Ensuring API Idempotency: Tokens, Dedup Tables, Redis SETNX, and Lock Strategies
This article explores various techniques to achieve API idempotency in high‑concurrency environments, including token mechanisms, deduplication tables, Redis SETNX keys, state‑machine checks, and both optimistic and pessimistic locking, highlighting their workflows, advantages, and trade‑offs.
Introduction
The focus of this article is on solutions for API idempotency, especially under high‑concurrency scenarios.
Body
1 API Idempotency
Idempotency means that multiple identical requests produce the same final result.
If an API does not guarantee idempotency, duplicate operations can cause serious issues, such as a transfer being executed multiple times.
1.1 Example
Consider a transfer request where user A sends 1000 CNY to user B. Due to network glitches, the request is retried three times, and without idempotency the system processes three transfers, resulting in 3000 CNY being moved.
2 Solutions
2.1 Token Mechanism
The token approach works as follows:
Client requests a token from the server; the server generates a new token, stores it in Redis with an expiration, and returns it.
The client includes the token in subsequent business requests.

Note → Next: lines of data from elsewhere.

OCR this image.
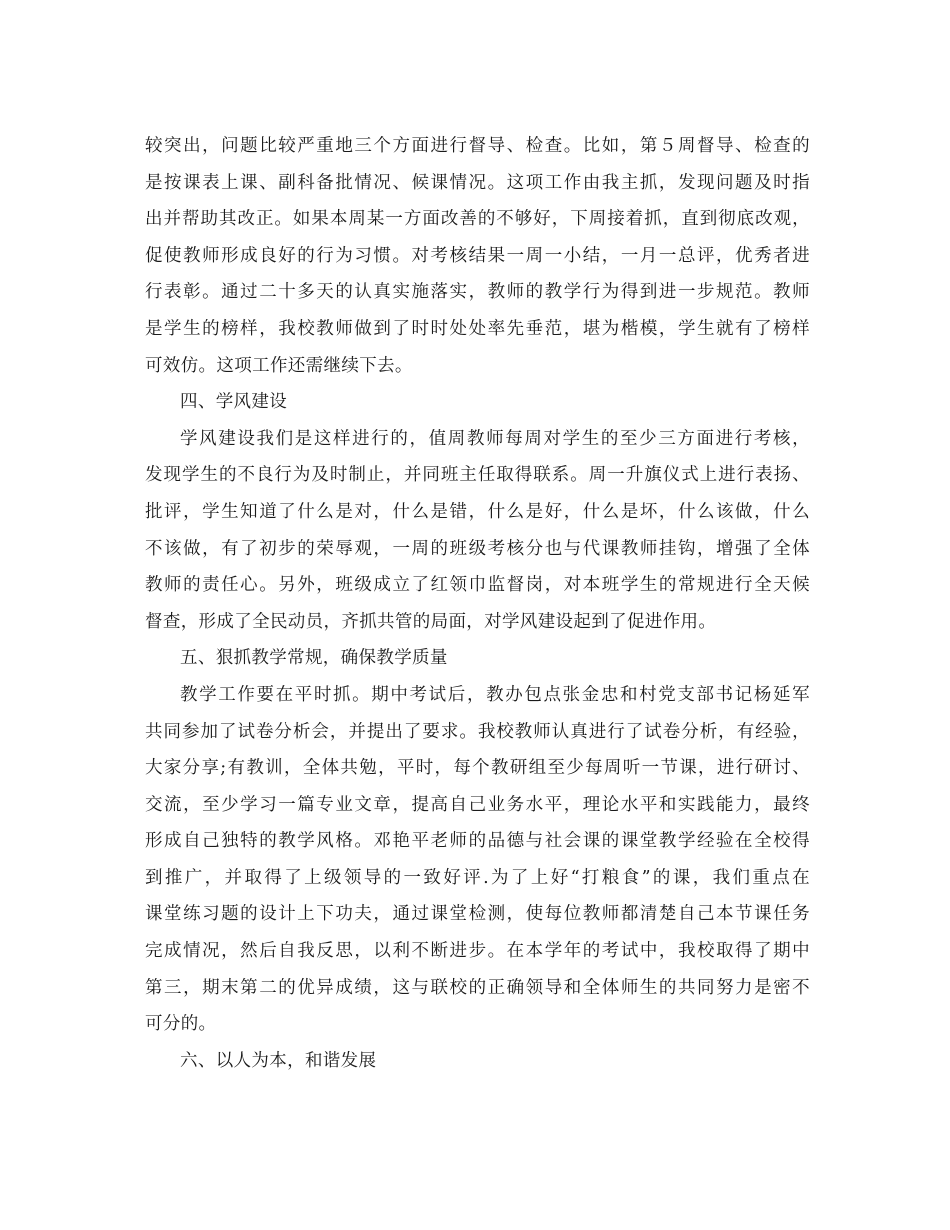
较突出，问题比较严重地三个方面进行督导、检查。比如，第５周督导、检查的
是按课表上课、副科备批情况、候课情况。这项工作由我主抓，发现问题及时指
出并帮助其改正。如果本周某一方面改善的不够好，下周接着抓，直到彻底改观，
促使教师形成良好的行为习惯。对考核结果一周一小结，一月一总评，优秀者进
行表彰。通过二十多天的认真实施落实，教师的教学行为得到进一步规范。教师
是学生的榜样，我校教师做到了时时处处率先垂范，堪为楷模，学生就有了榜样
可效仿。这项工作还需继续下去。
四、学风建设
学风建设我们是这样进行的，值周教师每周对学生的至少三方面进行考核，
发现学生的不良行为及时制止，并同班主任取得联系。周一升旗仪式上进行表扬、
批评，学生知道了什么是对，什么是错，什么是好，什么是坏，什么该做，什么
不该做，有了初步的荣辱观，一周的班级考核分也与代课教师挂钩，增强了全体
教师的责任心。另外，班级成立了红领巾监督岗，对本班学生的常规进行全天候
督查，形成了全民动员，齐抓共管的局面，对学风建设起到了促进作用。
五、狠抓教学常规，确保教学质量
教学工作要在平时抓。期中考试后，教办包点张金忠和村党支部书记杨延军
共同参加了试卷分析会，并提出了要求。我校教师认真进行了试卷分析，有经验，
大家分享;有教训，全体共勉，平时，每个教研组至少每周听一节课，进行研讨、
交流，至少学习一篇专业文章，提高自己业务水平，理论水平和实践能力，最终
形成自己独特的教学风格。邓艳平老师的品德与社会课的课堂教学经验在全校得
到推广，并取得了上级领导的一致好评.为了上好“打粮食”的课，我们重点在
课堂练习题的设计上下功夫，通过课堂检测，使每位教师都清楚自己本节课任务
完成情况，然后自我反思，以利不断进步。在本学年的考试中，我校取得了期中
第三，期末第二的优异成绩，这与联校的正确领导和全体师生的共同努力是密不
可分的。
六、以人为本，和谐发展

The server checks Redis: if the token exists, it deletes the token and proceeds; if not, the request is considered already processed and is ignored.
Diagram:
The token method adds an extra request to obtain the token, which may affect latency‑critical services.
2.2 Deduplication Table
This method leverages MySQL's unique index feature:
Client sends a request; the server inserts a record representing the request into a deduplication table with a unique constraint on a specific field.
If the insert succeeds, the business logic continues; if it fails, the request has already been processed.
Diagram:
Issues include MySQL reliability and the overhead of disk‑based unique checks under high load.
2.3 Redis SETNX Key
The process using Redis SETNX is:
The server attempts to store a unique request identifier in Redis with the SETNX command and sets an expiration.
If SETNX returns 1 (success), the request proceeds; if it returns 0, the request is considered duplicate.
SETNX sets a key only if it does not already exist; it returns 1 on success and 0 on failure.
Diagram:
2.4 State‑Machine Idempotency
When business processes have distinct states (e.g., pending payment, locked, paid), the current state can be used to decide whether further actions should be executed.
2.5 Optimistic Lock (Update)
An optimistic lock adds a version column to the table; the version is checked before updating.
SELECT version FROM table WHERE ...; UPDATE table SET ... , version = version+1 WHERE ... AND version = :version;This approach avoids locking but may require retry logic on version conflicts.
2.6 Pessimistic Lock (Update)
Pessimistic locking acquires a row lock via SELECT … FOR UPDATE, ensuring exclusive access.
START TRANSACTION; SELECT * FROM TABLE WHERE ... FOR UPDATE; UPDATE TABLE SET ... WHERE ...; COMMIT;Conclusion
All presented idempotency solutions share similar principles—preventing duplicate processing—but each has its own strengths and drawbacks. Selecting the appropriate method depends on the specific business requirements, performance constraints, and existing infrastructure.